Mi experiencia como profe de apoyo en una ONG

 

Nunca me ha gustado enseñar. Mientras mis amigas daban clases particulares para sacarse algún dinero durante la carrera, yo prefería vender, poner copas o cualquier otra cosa que no implicase pasar dos horas tratando de que los niños se metieran el temario en la cabeza. Alguna vez trabajé de niñera, pero nunca tuve que ayudarles con los deberes. 

Así que cuando me quedé sin trabajo y pensé en dedicar mi tiempo a ayudar en una ONG, lo último que me esperaba era acabar dando clases de apoyo a niños y adolescentes. Al principio reconozco que la idea me dio un poco de miedo: no tenía experiencia y temía no recordar las cosas o no ser buena explicándolas. Sin embargo, en la primera formación, el resto de profes me tranquilizó destacando que lo importante era ser un apoyo para los chicos y chicas, preocuparnos por cómo se sentían y hacer un seguimiento de qué tal les iba no solo en clase sino también en casa y en su día a día. También había que ayudarles con los deberes, claro, pero éramos más un punto de referencia que unos profes particulares a uso.

De entrada me asignaron tutorizar a un chico y una chica de tercero de la ESO. Llevaban dos años yendo a las clases pero iban a lo suyo, se ponían los auriculares y era muy difícil acercarse a ellos. Con el chico fue imposible, lo intenté una semana y otra, pero nunca conseguí que aceptara mi ayuda, que se abriera ni que me dirigiese más de un par de frases seguidas. Gestioné la frustración como pude, pero reconozco que me hizo sentirme un poco triste. 

Con la chica, fue distinto.
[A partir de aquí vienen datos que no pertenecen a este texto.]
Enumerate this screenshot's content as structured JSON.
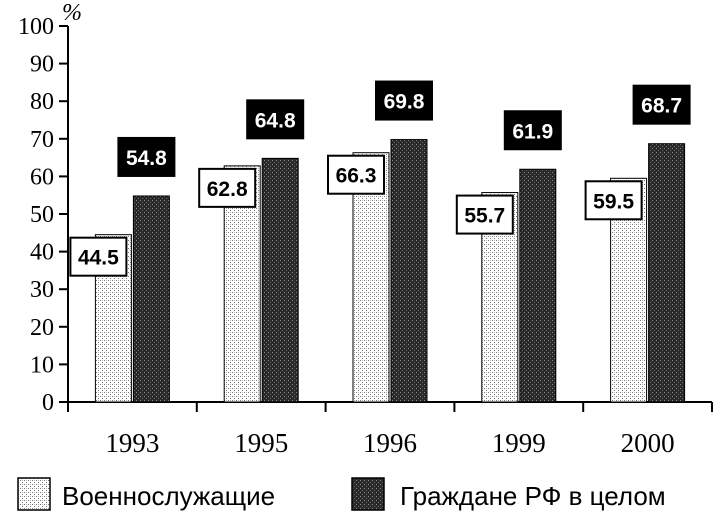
{
  "chart_data": {
    "type": "bar",
    "unit_label": "%",
    "categories": [
      "1993",
      "1995",
      "1996",
      "1999",
      "2000"
    ],
    "series": [
      {
        "name": "Военнослужащие",
        "values": [
          44.5,
          62.8,
          66.3,
          55.7,
          59.5
        ],
        "labels": [
          "44.5",
          "62.8",
          "66.3",
          "55.7",
          "59.5"
        ]
      },
      {
        "name": "Граждане РФ в целом",
        "values": [
          54.8,
          64.8,
          69.8,
          61.9,
          68.7
        ],
        "labels": [
          "54.8",
          "64.8",
          "69.8",
          "61.9",
          "68.7"
        ]
      }
    ],
    "ylim": [
      0,
      100
    ],
    "yticks": [
      "0",
      "10",
      "20",
      "30",
      "40",
      "50",
      "60",
      "70",
      "80",
      "90",
      "100"
    ],
    "grid": false,
    "legend": "bottom"
  }
}
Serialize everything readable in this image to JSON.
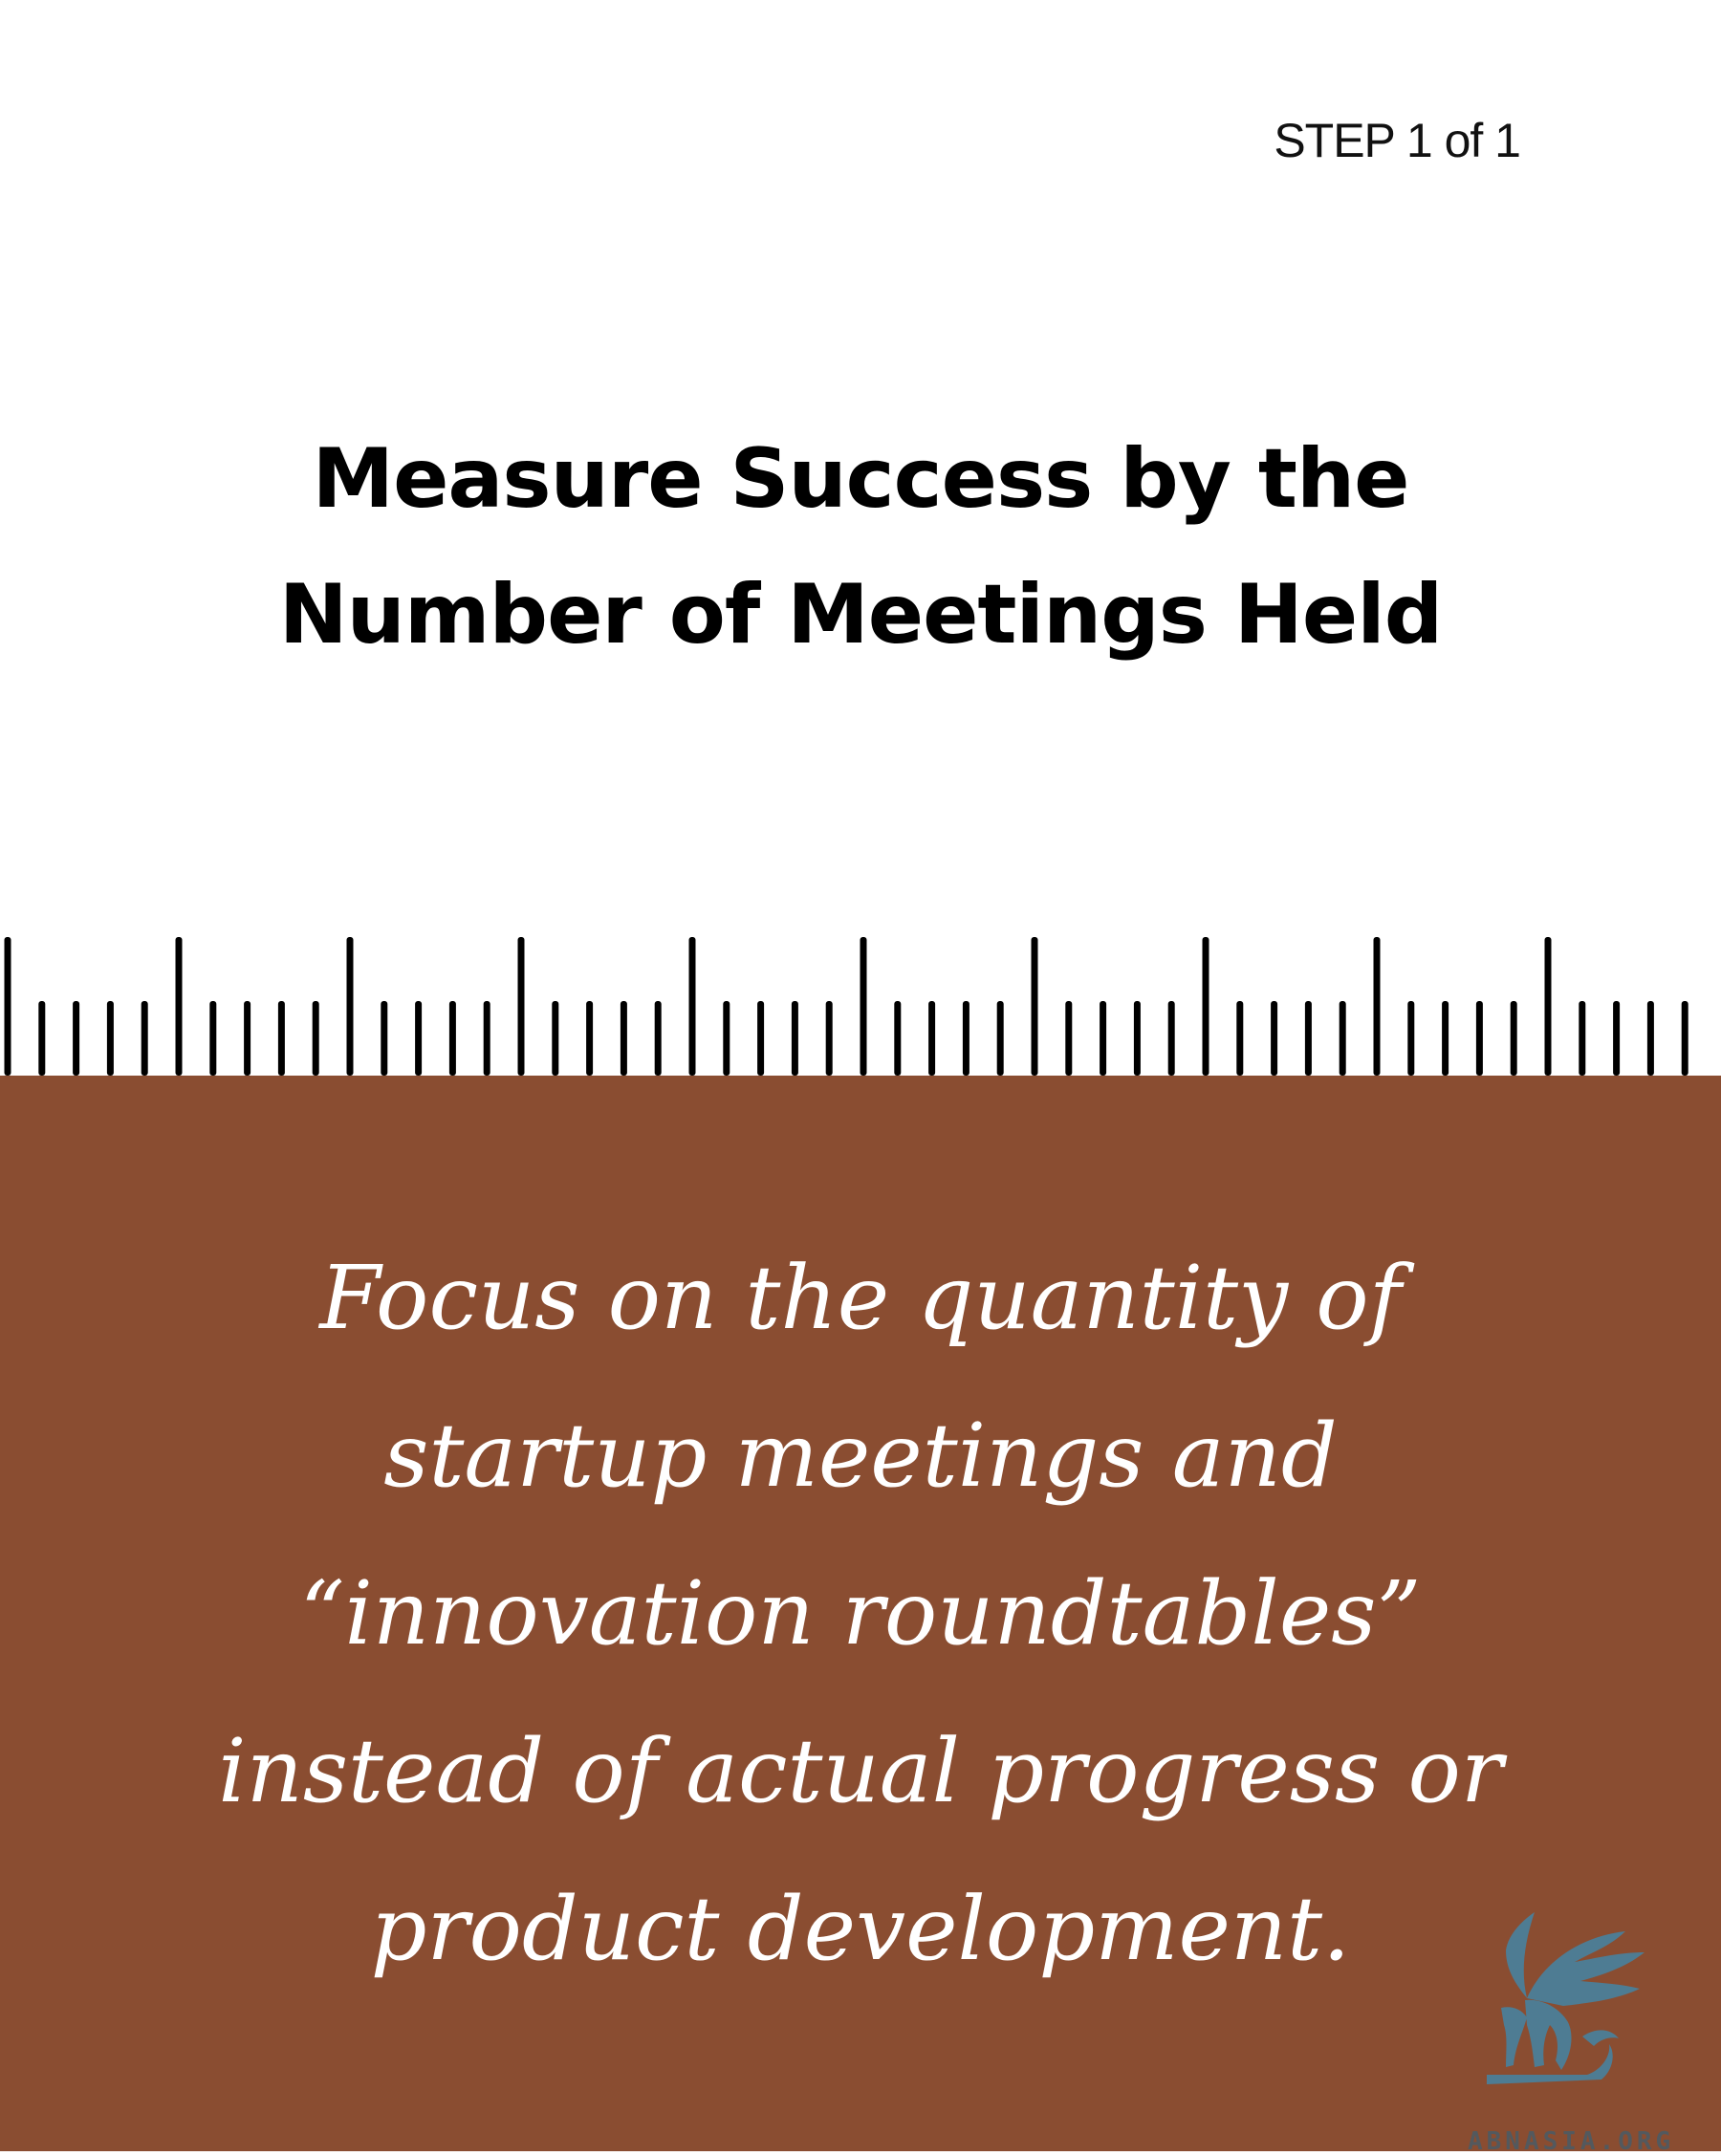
{
  "header": {
    "step_label": "STEP 1 of 1"
  },
  "title": {
    "line1": "Measure Success by the",
    "line2": "Number of Meetings Held"
  },
  "body": {
    "line1": "Focus on the quantity of",
    "line2": "startup meetings and",
    "line3": "“innovation roundtables”",
    "line4": "instead of actual progress or",
    "line5": "product development."
  },
  "logo": {
    "text": "ABNASIA.ORG",
    "icon": "griffin-icon"
  },
  "colors": {
    "panel": "#8a4d31",
    "ruler": "#000000",
    "body_text": "#ffffff",
    "logo": "#4e7c93"
  }
}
Desde el primer día se ve que conectamos y, no solo me dejó ayudarle con un trabajo de historia que tenía que hacer, sino que me contó su situación familiar, el embarazo de su hermana con el que estaba muy ilusionada, cómo fue el divorcio de sus padres, cómo llevaba el vivir en un país distinto al suyo… A todos les parecía increíble. Ellos llevaban dos años intentando que se integrara y era la primera vez que compartía cómo se sentía. Es verdad que solo lo hizo conmigo, que no conseguí que se abriese al resto de compañeros de la clase y que formara parte del grupo de verdad. Pero al menos, durante ese año, tuvo a alguien a quien contarle que quería ser doctora, que no le gustaba el inglés y que siempre se olvidaba de hacer los deberes de dibujo.

Aunque solo era tutora de estos dos chicos, aprovechaba para acercarme al resto en los ratos libres para ir intentando, poco a poco, conocerlos. Me costó, pero hoy, un año después puedo decir que con casi todos tengo una bonita relación de confianza: el más pequeño del grupo me busca para jugar a videojuegos en el móvil en los descansos y los mayores me cuentan sus anécdotas mientras merendamos. Nos seguimos por instagram y estoy al día de las fotos con sus amigos, sus juergas nocturnas y sus aficiones.

 

No soy la mejor profesora, ni  siquiera creo que sea de las buenas, porque la mayoría veces empezamos con los deberes y acabamos hablando de política, de consumo responsable, de cine, de drogas o de cualquier otro tema que surja. 

Pero eso, para un adolescente, también es importante ¿no?